Let’s begin with the plot. Sonny Kapoor (Dev Patel) and Muriel Donnelly (Maggie Smith) are the co-managers of “The Best Exotic Marigold Hotel” in Jaipur, India. Their hotel is unique as it serves as a special retirement/finding yourself sanctuary. The two co-managers have the ambition to expand, an ambition met with hoops to jump through. Pivotal to the story is Sonny’s wedding to Sunaina (Tina Desai). A wedding comes armed with beautiful clothes, lots of dancing and oh yes – high octane drama. From the beginning, jealousy and insecurity are the driving force in most of the relationships, indeed interesting areas to explore.
Nonetheless, the film is left half-baked, without spark. This is disappointing as the concepts portrayed are powerful, including: the taboo of falling in love during later years; the reality that we never stop learning life lessons no matter what your age; or the liberating realisation that it is never too late to live the life one always had desired.
It is a shame that despite a stellar cast, stunning location and untapped profound moments, TSBEMH just does not live up to potential. The film stays with the viewer for a meagre hour post watching, followed by the content quickly and disappointingly drifting away.
One factor is the cramming of too many love lives in 123 minutes running time. Some lives/love stories feel underdeveloped and rushed, depriving the audience of making a true rapport with the heartstrings.

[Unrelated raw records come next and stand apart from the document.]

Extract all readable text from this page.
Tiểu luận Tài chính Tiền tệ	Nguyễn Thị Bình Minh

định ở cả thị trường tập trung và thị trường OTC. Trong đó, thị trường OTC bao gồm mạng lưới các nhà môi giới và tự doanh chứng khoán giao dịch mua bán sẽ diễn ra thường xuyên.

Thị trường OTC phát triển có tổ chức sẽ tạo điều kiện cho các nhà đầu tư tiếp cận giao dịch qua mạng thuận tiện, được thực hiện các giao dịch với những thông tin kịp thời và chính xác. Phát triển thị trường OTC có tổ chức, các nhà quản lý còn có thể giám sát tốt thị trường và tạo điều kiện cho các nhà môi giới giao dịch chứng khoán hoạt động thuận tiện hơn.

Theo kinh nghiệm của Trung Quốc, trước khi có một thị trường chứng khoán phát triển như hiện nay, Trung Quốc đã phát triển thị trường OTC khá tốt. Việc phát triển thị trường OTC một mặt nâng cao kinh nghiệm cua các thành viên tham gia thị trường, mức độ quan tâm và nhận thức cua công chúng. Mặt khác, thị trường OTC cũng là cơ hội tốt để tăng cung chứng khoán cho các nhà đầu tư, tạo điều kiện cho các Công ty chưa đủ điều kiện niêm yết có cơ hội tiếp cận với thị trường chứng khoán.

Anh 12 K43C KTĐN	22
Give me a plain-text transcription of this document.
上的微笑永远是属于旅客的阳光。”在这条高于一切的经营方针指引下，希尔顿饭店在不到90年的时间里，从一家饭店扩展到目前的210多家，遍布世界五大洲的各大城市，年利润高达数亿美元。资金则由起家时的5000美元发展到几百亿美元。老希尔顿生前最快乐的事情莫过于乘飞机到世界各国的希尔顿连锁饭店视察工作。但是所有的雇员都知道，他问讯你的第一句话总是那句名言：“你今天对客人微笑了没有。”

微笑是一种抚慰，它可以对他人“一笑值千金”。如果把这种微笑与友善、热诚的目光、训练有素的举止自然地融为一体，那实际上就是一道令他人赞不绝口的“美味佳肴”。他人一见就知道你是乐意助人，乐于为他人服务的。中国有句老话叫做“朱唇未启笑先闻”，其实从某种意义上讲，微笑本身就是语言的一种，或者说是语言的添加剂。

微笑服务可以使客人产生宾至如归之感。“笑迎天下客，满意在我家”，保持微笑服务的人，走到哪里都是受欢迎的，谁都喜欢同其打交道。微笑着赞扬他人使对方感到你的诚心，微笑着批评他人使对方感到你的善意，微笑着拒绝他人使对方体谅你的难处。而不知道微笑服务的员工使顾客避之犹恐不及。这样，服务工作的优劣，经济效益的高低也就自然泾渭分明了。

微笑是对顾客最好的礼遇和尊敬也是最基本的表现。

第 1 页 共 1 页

A look at the cast justifies high expectations. The cast includes Dame Maggie Smith, Dame Judy Dench, Bill Nighy, Celia Imrie, Ronald Pickup, Diana Hardcastle, Tamsin Greig, Lillete Dubey, Dev Patel, Tina Desai, Shazad Latif and the highly anticipated Richard Gere.
In terms of performance, Dame Maggie Smith and Bill Nighy steal the show. Smith holds her presence graciously; one look from her and the plot develops a full course. Nighy brings out the beautiful vulnerability of his character, making his mark on the viewer. Dame Judy Dench was not given enough room for her character to grow, therefore not being able to fully display her extraordinary talent. Richard Gere was his usual charming self – nothing out of the ordinary. Dev Patel mastered the clumsy yet cute Sonny, though at times, his character was cheesy. Tina Desai was brilliant with the Bollywood moves as was Shazad Latif, performances (and characters) being average.
Missed opportunities let down the film in terms of character development – especially when it comes to a sensitive moment shared between Sonny (Patel), Mrs Kapoor (Dubey) and Guy Chambers (Gere).
Also, what to mention of location. The film was shot in stunning Rajasthan. There is not one shot that truly moved and did justice to the land.
An emotional connection fails to be forged between the characters on screen and the audience – vital for a film exploring numerous lives and that thing called love.
With dialogue such as “Not only can you be anything you want to be, you have no idea what you will become. Don’t try to control it. Let go. That’s when the fun starts”, the film could have been immensely poignant and inspirational.
It seems this one would make a better script than a film.